Re: Cheap way to tokenize variable array?
Travis wrote:
Given an array (say of ints or bytes if easier to think about), the
begginning of the array tells you the overall length and each index in
the array is formatted as follows:
first byte: length
second / third byte: unique id
optional: data
Also keep in mind this array is never sorted in anyway. So to find a
specific unique ID, I'm forced to traverse the entire thing until I
find it.
What I'm curious about is if there's a more efficient way to do this.
Any STL mechanisms that might make this less expensive. Something that
can tokenize the array or something like (given that i know the status
ID I'm looking for).
It has been already mentioned (by Alf) that this would be
a good candidate for std::map. But what are the id's like?
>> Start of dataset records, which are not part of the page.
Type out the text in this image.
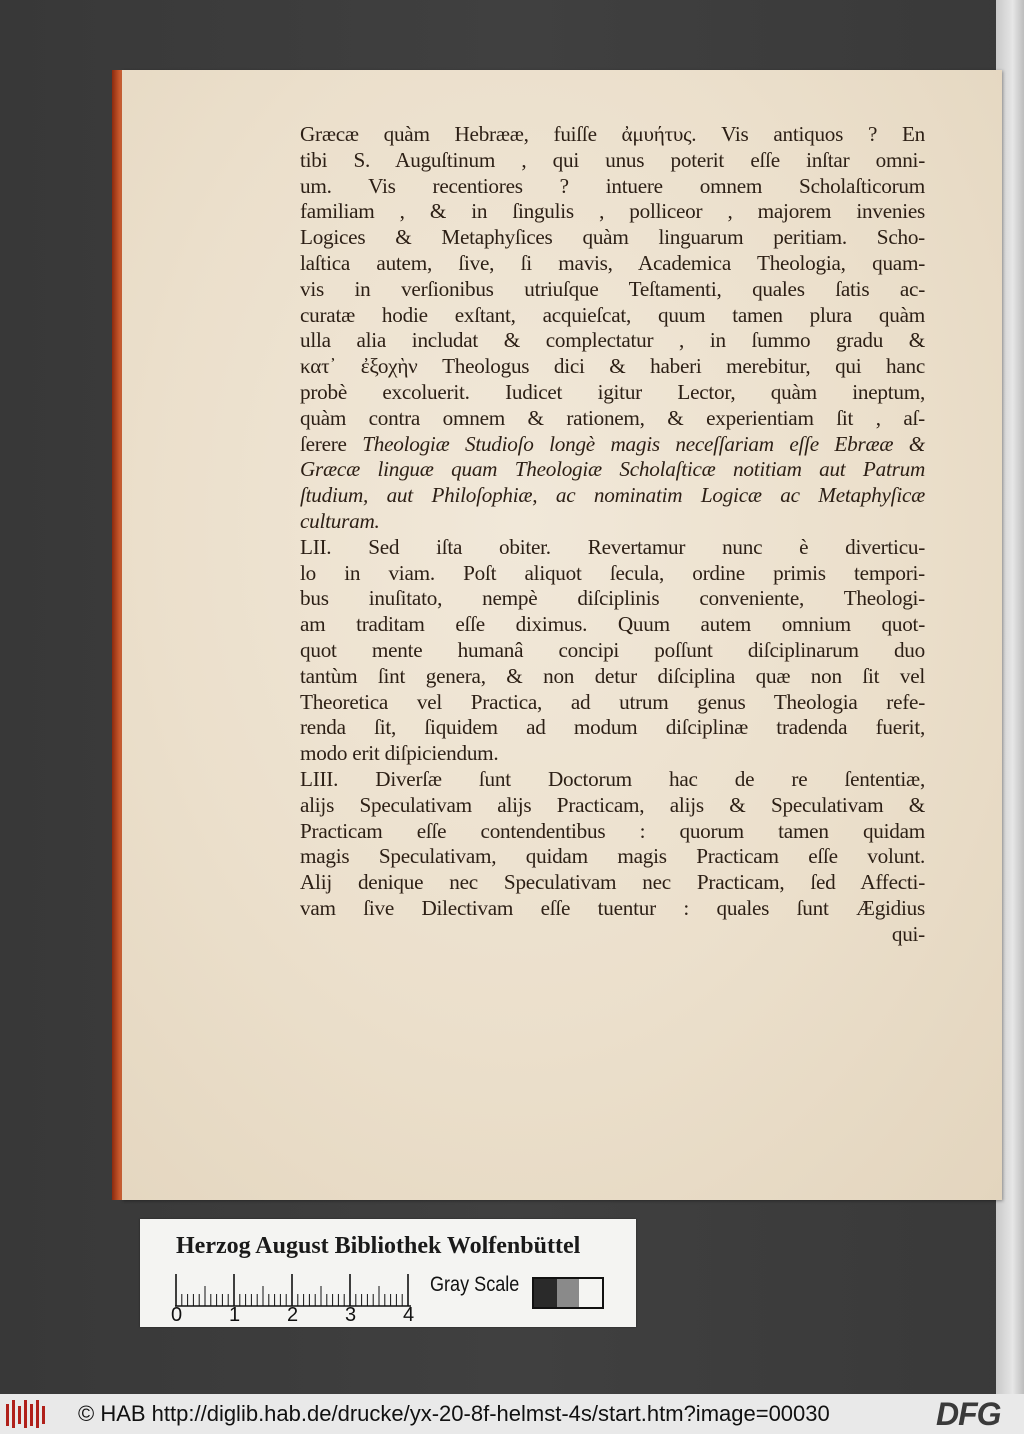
Græcæ quàm Hebrææ, fuiſſe ἀμυήτυς. Vis antiquos ? En
tibi S. Auguſtinum , qui unus poterit eſſe inſtar omni-
um. Vis recentiores ? intuere omnem Scholaſticorum
familiam , & in ſingulis , polliceor , majorem invenies
Logices & Metaphyſices quàm linguarum peritiam. Scho-
laſtica autem, ſive, ſi mavis, Academica Theologia, quam-
vis in verſionibus utriuſque Teſtamenti, quales ſatis ac-
curatæ hodie exſtant, acquieſcat, quum tamen plura quàm
ulla alia includat & complectatur , in ſummo gradu &
κατ᾽ ἐξοχὴν Theologus dici & haberi merebitur, qui hanc
probè excoluerit. Iudicet igitur Lector, quàm ineptum,
quàm contra omnem & rationem, & experientiam ſit , aſ-
ſerere Theologiæ Studioſo longè magis neceſſariam eſſe Ebrææ &
Græcæ linguæ quam Theologiæ Scholaſticæ notitiam aut Patrum
ſtudium, aut Philoſophiæ, ac nominatim Logicæ ac Metaphyſicæ
culturam.
LII. Sed iſta obiter. Revertamur nunc è diverticu-
lo in viam. Poſt aliquot ſecula, ordine primis tempori-
bus inuſitato, nempè diſciplinis conveniente, Theologi-
am traditam eſſe diximus. Quum autem omnium quot-
quot mente humanâ concipi poſſunt diſciplinarum duo
tantùm ſint genera, & non detur diſciplina quæ non ſit vel
Theoretica vel Practica, ad utrum genus Theologia refe-
renda ſit, ſiquidem ad modum diſciplinæ tradenda fuerit,
modo erit diſpiciendum.
LIII. Diverſæ ſunt Doctorum hac de re ſententiæ,
alijs Speculativam alijs Practicam, alijs & Speculativam &
Practicam eſſe contendentibus : quorum tamen quidam
magis Speculativam, quidam magis Practicam eſſe volunt.
Alij denique nec Speculativam nec Practicam, ſed Affecti-
vam ſive Dilectivam eſſe tuentur : quales ſunt Ægidius
qui-
Herzog August Bibliothek Wolfenbüttel
0 1 2 3 4
Gray Scale
© HAB http://diglib.hab.de/drucke/yx-20-8f-helmst-4s/start.htm?image=00030	DFG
If you have a two byte id, that means you have 65534 different
chunks. The simplest thing would be then - to create an offset
array:
...
size_t id_offset[65536]; // maximum unsigned short offset
...
and store the chunk offsets at the corresponding
array elements:
[pseudo]
...
typedef unsigned short int unique_id_t; // assert: this has to be 2 bytes!
...
const unsigned char *p = theArray;
for(size_t n=0; n<nchunks; n++) {
// store the unique_id's offsett located at p+1
id_offset[ *(unique_id_t *)(p+1) ] = p - theArray;
// advance to next chunk
p += *p;
}
...
If you want to access your "array", just use this offset
...
// access array chunks by stored offset
size_t id = 10333;
unsigned char *chunk = theArray + id_offset[id];
cout << "id:" << id << "/" << *(unique_id_t*)(chunk+1)
<< ", chunk length: " << size_t(*chunk)
<< " bytes, data:" << string(chunk+3, chunk+*chunk)
<< endl;
...
If this won't be possible, you can use the hash (std::map)
in the same spirit:
...
typedef unsigned short int unique_id_t; // the 2 byte thing
typedef map<unique_id_t, size_t> MyHash;
...
// create a hash map from the data array
void map_chunks_to(MyHash& hash, const unsigned char *theArray, size_t nchunks)
{
const unsigned char *p = theArray;
for(size_t n=0; n<nchunks; n++) {
hash[ *(unique_id_t *)(p+1) ] = p - theArray;
p += *p;
}
}
...
the access will then be similar to the above:
MyHash h;
map_chunks_to(h, theArray, nchunks); // see above
...
size_t id = 10333;
unsigned char *chunk = theArray + h[id];
...
cout << ...
Regards
M.